Einleitung: Für ein normales Follikelwachstum und eine gute Eizellreifung muss eine ausreichende
Vaskularisierung hinsichtlich des Sauerstoff- und Nährstofftransports im menschlichen
Ovar vorausgesetzt werden. Der reifende Follikel selbst bleibt bis zur Ovulation avaskulär,
was auf regulatorische Mechanismen, die eine vorzeitige Vaskularisierung verhindern,
schließen lässt. Erst mit der Entwicklung des Corpus luteum findet eine intensive
Blutgefäßbildung statt. Dass die Follikelflüssigkeit Substanzen enthält, die die Expression
von endothelialen Genen, welche einen Einfluss auf die Angiogenese haben, regulieren
können, ist bekannt. Allerdings sind die verantwortlichen Mediatoren auf der Transkriptionsebene
noch nicht charakterisiert. Da Transkriptionsfaktoren aus der AP-1-(activator protein-1)Familie
in Follikelwachstum, Zelldifferenzierung und luteale Regression involviert sind, könnten
sie an der Expression von Genen, welche die Angiogenese beeinflussen, mitwirken. Das
Ziel unserer Forschung ist, festzustellen, ob und welche AP-1-Faktoren an der transkriptionellen
Regulation dieser endothelialen Gene beteiligt sein und somit einen Einfluss auf die
Vaskularisierung des Corpus luteum ausüben können.
Material und Methoden: Drei Millionen gepoolte menschliche Endothelzellen aus der Nabelschnurvene wurden
pro 100mm-Zellkulturschale ausgesät. Am nächsten Tag wurde das verbrauchte Kulturmedium
verworfen und durch neues Medium, das mit 30% Follikelflüssigkeit von Frauen, die
sich einer In-vitro-Fertilisation unterzogen, vermischt war, ersetzt. Endothelzellen,
die ohne Zusatz von Follikelflüssigkeit wuchsen, dienten als Kontrolle. Nach vier
Tagen Inkubation wurden die Endothelzellen lysiert und nukleäre als auch zytoplasmatische
Proteine daraus isoliert. Danach wurden die Konzentrationen der AP-1-Faktoren c-Fos,
FosB, Fra-1, Fra-2, JunB, JunD und c-Jun mittels ELISA (enzyme-linked immunosorbent
assay) ermittelt und zwischen stimulierten und unstimulierten Endothelzellen verglichen.
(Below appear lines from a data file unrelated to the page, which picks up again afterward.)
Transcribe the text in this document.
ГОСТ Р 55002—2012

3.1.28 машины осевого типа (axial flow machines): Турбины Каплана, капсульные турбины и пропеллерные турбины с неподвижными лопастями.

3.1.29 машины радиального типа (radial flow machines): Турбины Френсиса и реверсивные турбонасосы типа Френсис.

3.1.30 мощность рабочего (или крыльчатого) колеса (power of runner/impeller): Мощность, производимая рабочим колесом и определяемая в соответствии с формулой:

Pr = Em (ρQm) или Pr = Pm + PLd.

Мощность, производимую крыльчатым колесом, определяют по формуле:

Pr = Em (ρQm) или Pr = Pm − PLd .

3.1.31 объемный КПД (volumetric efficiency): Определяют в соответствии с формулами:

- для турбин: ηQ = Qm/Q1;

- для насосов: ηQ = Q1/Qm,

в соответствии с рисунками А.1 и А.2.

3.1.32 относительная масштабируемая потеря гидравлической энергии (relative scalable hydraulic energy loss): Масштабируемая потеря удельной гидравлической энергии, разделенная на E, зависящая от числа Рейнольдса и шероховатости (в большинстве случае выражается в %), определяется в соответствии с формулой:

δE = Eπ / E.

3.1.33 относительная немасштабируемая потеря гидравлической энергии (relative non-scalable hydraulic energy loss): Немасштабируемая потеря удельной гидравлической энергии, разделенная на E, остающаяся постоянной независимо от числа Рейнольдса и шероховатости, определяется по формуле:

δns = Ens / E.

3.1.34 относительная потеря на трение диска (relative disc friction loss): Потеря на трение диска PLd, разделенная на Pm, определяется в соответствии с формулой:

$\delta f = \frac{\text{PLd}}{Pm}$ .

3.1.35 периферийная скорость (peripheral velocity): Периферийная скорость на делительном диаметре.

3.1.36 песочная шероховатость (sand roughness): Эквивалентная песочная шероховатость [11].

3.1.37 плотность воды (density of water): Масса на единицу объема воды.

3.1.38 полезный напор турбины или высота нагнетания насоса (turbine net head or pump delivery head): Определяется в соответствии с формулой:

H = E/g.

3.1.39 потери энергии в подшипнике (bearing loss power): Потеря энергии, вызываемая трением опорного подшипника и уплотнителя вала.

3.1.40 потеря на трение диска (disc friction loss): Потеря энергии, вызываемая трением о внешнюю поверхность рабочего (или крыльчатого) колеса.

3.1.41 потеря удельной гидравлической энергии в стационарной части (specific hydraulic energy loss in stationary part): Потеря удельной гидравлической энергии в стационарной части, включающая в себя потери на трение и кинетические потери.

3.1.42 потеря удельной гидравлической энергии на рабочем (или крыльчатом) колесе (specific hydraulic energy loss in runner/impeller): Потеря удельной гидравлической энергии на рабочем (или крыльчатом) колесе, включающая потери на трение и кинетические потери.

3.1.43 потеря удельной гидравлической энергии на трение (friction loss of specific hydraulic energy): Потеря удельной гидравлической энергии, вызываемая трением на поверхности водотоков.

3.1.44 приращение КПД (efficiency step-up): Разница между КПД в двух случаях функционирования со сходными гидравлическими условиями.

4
Ergebnisse: Die AP-1-Transkriptionsfaktoren c-Fos, JunB, JunD und c-Jun waren in unstimulierten
Kontrollzellen hauptsächlich im Zellkern zu finden, wohingegen FosB bevorzugt im Zytoplasma
auftrat. Fra-1 und Fra-2 waren jedoch gleichmäßig zwischen beiden Bereichen verteilt.
Die meisten dieser Faktoren zeigten eindeutige Konzentrationsänderungen in Kern und
Zytoplasma zwischen mit Follikelflüssigkeit behandelten menschlichen Endothelzellen
und unbehandelten Kontrollzellen. Im Kern stimulierter Endothelzellen wurden die Faktoren
c-Fos, Fra-1, JunB, JunD und c-Jun signifikant um 30–58% reduziert, während die Konzentrationen
von FosB und Fra-2 signifikant um 214% und 35%, verglichen zu unstimulierten Kontrollzellen,
erhöht wurden. Im Zytoplasma hingegen zeigten c-Fos und Fra-1 signifikante Reduktionen
von 38% und 37% in mit Follikelflüssigkeit behandelten menschlichen Endothelzellen,
wohingegen FosB, JunD und c-Jun signifikante Konzentrationserhöhungen von 50–229%,
im Vergleich zu unbehandelten Kontrollzellen, aufwiesen. Im Gegensatz dazu zeigten
die beiden Transkriptionsfaktoren Fra-2 und JunB im Zytoplasma keine Reaktionen auf
die Stimulation durch Follikelflüssigkeit.
Zusammenfassung: Die gegenwärtige Arbeit zeigt, dass AP-1-Transkriptionsfaktoren signifikante Konzentrationsänderungen
aufweisen, wenn die Endothelzellen mit Follikelflüssigkeit behandelt werden. Von Follikelflüssigkeit
ist bekannt, dass sie die Transkription von endothelialen Genen, welche die Angiogenese
beeinflussen, regulieren kann. Unsere Resultate weisen darauf hin, dass mehrere Mitglieder
der AP-1-Familie in die transkriptionelle Regulation dieser Gene in Endothelzellen
involviert sein und somit die Vaskularisierung des Corpus luteum beeinflussen können.